Understanding Buying and Selling Options Risks

    Risks of options trading

    Despite trading options can be a profitable practice for bulls and bears, options contracts are notably risky because of their complex nature, so knowing how options work can reduce the risk somewhat. There are two types of options contracts, call options and put options, each with essentially the same degree of risk. As shown below: 

    Based on which side of the contract the investor is on, risk can range from a small prepaid amount of the premium to unlimited losses. Therefore, knowing how each side works help determine the risk of an option position. 

    Risks of call option holders and writers

    • Call holders

    Traders who are buying call options are betting on the stock to rally above the strike price before the contract's expiration. This is seen as the closest thing to simply purchasing the shares, but long calls can often provide more leverage than buying a stock outright, as the maximum risk is limited to the initial premium paid, while the maximum reward is theoretically unlimited.

    For example, when the current stock price is higher than the strike price (in the money), call holders can exercise their right to buy the stock. So call holders can secure unlimited profit, as the share price can go up constantly. However, if the current stock price is lower than the strike price (out-of-the-money), the call holders may let the option contract expire, and they won’t exercise their rights. Thus, the buyers will have a limited loss, such as premium, commission, or other fees paid for the buy.

    • Call writers

    Call buyers are given the right to buy an underlying security, within a certain time frame, at a specified price by the option seller or writer. For this right, the option has a cost, called the premium. The premium is what call option writers are after. They get paid upfront but face high risk if the call option becomes very valuable to the call buyer.

    For example, a call writer is hoping an underlying stock will drop below the strike price, but the call buyer is hoping it will not. The further increase in the call’s strike price, the larger the loss for the call writer, and the bigger the profit for the call buyer. Therefore, the upside potential for call writers is the premium for the option, and the downside potential is unlimited.

    Risks of put option holders and writers

    • Put holders

    A put option gives the buyer the right to sell the underlying asset at the option strike price. When buying put options, a trader is expecting to profit from the stock's decline. In this scenario, a profit is made when the stock drops below the strike price before the contract's expiration. The maximum risk is limited to the initial premium paid for the options.

    For example, when the underlying stock price is lower than the strike price, put holders can exercise their right to sell the stock. So put holders can secure unlimited profit, as the share price can go down constantly. However, if the current stock price is higher than the strike price, the put holders will not exercise their right to sell, and they have to lose the premium they paid.

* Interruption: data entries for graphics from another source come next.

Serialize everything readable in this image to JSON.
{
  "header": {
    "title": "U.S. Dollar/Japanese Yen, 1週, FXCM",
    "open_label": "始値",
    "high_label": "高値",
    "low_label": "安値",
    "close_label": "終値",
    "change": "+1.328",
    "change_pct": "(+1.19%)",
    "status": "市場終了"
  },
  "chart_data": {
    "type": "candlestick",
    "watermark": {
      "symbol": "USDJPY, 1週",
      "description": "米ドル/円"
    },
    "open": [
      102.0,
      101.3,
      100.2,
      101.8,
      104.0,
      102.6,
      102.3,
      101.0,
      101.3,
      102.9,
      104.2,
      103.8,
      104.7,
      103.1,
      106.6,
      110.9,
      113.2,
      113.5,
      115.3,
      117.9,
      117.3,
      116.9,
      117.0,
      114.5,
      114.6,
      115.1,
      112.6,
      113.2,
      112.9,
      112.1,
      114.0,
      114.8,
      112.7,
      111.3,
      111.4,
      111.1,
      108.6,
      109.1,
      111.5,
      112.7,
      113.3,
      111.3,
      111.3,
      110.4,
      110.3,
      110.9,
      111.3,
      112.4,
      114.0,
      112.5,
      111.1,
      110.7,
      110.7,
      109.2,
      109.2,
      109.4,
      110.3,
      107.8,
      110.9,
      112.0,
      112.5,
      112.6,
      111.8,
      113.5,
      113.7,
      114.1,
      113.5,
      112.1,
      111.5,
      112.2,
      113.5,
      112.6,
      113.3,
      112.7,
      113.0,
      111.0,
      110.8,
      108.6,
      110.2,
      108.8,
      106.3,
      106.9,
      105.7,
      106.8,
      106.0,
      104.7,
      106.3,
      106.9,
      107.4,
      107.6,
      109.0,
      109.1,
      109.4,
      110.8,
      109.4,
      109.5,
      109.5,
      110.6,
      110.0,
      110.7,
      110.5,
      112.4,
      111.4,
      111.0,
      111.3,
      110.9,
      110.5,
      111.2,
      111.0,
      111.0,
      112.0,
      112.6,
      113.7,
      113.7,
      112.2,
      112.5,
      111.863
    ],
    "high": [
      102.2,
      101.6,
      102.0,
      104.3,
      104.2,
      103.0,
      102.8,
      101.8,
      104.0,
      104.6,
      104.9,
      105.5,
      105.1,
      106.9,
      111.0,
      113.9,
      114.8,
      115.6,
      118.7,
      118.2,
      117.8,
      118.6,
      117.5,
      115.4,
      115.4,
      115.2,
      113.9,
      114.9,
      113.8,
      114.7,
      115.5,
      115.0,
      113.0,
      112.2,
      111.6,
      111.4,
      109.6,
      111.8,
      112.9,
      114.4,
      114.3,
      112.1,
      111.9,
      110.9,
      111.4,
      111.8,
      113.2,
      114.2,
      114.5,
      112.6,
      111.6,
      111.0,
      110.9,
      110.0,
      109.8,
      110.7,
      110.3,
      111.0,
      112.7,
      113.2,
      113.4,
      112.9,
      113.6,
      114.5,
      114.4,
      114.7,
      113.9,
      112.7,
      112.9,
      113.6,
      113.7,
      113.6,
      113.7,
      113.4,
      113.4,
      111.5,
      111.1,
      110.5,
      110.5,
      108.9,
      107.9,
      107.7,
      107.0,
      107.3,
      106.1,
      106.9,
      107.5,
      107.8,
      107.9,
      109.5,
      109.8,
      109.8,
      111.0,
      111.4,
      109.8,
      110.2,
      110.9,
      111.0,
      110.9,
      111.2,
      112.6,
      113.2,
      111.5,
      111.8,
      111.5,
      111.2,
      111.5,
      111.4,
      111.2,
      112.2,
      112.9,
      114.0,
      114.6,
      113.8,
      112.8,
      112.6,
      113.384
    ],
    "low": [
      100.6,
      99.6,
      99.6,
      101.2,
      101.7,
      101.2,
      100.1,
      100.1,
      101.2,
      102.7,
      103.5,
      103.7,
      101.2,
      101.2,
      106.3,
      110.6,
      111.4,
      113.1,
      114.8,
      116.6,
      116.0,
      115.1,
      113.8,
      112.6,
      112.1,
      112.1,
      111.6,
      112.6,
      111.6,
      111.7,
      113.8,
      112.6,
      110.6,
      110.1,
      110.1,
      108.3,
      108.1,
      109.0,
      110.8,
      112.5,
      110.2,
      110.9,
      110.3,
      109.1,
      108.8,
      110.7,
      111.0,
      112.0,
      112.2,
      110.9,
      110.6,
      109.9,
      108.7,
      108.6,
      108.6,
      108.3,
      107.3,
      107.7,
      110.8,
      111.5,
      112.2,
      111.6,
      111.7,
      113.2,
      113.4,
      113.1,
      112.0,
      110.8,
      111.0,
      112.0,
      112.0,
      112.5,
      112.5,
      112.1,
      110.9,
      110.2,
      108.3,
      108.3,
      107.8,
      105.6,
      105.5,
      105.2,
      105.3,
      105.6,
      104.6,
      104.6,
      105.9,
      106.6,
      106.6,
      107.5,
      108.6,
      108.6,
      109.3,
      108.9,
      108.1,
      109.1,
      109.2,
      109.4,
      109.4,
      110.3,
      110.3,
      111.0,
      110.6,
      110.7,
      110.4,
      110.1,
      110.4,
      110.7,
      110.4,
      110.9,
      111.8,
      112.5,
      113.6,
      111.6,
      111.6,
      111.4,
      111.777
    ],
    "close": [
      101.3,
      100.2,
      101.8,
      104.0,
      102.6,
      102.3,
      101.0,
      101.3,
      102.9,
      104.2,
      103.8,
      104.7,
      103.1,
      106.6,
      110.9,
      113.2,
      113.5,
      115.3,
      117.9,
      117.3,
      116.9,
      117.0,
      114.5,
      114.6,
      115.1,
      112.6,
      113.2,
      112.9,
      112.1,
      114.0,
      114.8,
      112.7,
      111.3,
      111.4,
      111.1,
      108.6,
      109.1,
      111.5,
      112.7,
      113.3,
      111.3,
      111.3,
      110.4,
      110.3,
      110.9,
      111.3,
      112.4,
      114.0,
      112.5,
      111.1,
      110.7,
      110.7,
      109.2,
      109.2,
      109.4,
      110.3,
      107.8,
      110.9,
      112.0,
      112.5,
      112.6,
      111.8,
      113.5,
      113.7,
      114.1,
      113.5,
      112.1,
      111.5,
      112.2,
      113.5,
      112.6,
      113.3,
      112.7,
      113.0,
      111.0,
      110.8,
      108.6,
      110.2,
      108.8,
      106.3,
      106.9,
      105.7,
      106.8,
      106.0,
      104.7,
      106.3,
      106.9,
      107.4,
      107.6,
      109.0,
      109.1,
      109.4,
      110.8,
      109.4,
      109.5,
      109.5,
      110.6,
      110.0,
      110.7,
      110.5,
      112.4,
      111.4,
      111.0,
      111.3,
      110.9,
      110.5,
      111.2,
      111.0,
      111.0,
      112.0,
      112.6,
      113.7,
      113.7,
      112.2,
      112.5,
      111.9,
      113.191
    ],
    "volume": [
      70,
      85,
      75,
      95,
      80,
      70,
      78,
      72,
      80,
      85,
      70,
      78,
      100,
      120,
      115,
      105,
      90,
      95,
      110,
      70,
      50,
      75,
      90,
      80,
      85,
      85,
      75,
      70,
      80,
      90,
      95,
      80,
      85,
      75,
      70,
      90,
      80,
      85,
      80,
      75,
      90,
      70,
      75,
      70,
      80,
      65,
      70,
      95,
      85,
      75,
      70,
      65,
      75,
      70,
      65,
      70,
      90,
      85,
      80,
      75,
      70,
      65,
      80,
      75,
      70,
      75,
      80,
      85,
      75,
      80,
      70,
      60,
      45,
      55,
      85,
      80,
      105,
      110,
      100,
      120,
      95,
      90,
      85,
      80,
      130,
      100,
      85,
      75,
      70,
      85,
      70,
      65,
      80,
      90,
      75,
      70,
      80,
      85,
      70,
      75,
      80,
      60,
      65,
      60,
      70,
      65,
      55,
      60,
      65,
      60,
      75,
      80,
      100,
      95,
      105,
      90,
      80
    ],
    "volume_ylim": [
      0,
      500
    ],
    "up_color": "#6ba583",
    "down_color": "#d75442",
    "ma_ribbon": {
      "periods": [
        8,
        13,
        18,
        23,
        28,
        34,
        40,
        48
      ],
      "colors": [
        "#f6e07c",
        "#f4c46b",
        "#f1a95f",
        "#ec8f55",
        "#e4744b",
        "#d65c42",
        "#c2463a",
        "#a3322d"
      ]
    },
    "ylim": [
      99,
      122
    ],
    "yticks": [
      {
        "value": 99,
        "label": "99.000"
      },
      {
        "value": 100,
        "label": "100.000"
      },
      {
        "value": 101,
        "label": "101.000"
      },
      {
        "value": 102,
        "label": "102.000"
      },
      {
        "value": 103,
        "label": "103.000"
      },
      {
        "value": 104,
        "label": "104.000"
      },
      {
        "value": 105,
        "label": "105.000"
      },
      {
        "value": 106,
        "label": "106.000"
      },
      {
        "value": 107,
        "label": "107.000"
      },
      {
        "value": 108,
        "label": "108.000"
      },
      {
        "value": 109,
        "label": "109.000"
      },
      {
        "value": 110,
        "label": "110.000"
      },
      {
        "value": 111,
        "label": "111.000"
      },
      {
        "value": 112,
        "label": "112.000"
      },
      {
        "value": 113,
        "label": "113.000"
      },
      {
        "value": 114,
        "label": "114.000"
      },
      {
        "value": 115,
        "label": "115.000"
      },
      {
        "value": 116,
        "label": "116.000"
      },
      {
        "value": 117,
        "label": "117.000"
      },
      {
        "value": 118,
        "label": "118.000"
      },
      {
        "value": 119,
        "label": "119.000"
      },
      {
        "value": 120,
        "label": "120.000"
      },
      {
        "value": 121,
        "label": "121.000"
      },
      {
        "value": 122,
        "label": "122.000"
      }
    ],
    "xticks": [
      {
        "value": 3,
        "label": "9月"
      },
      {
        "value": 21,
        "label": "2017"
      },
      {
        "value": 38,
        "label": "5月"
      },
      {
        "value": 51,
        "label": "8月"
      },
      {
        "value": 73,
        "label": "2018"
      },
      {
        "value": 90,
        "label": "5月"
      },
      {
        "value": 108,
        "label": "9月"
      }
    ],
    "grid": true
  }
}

    • Put writers (sellers)

    Put writers are betting that the underlying stock will remain above the strike price through expiration. If it occurs, the writer profits off the premium received at the initiation. However, there is significant risk involved, since the put sellers are obligated to buy the shares at the strike price before expiration if assigned. So for a put writer, the maximum gain is limited to the premium collected, while the maximum loss would occur if the underlying stock price fell to zero.

    For example, when an investor is bullish on a stock, and the stock price stays above the strike price, the investor would get the premium since the put option buyer would expire out of the money and be worthless. Conversely, if the stock price moves below the strike price, the investor is on the hook for purchasing the stock at the strike price or even lower than the strike price. No matter how far the stock falls, the put option writer is liable for purchasing the shares, meaning they face a theoretical risk.

    Summary:

    • An option contract has two sides - buyer and writer (seller), and each side carries different risks. If you are the writer you have a different risk than that of the holder.
    • For call holders, the maximum risk is limited to the initial premium paid, while the maximum reward is theoretically unlimited.
    • The upside potential for call writers is the premium for the option, and the downside potential is unlimited.
    • Put option traders are expecting to profit from the stock's decline. In this scenario, a profit is made when the stock drops below the strike price before the contract's expiration. The maximum risk is limited to the initial premium paid for the options.
    • Put writers profit off the premium when the underlying stock will remain above the strike price through expiration. But if the stock price moves below the strike price, the downside potential is the amount the stock is worth.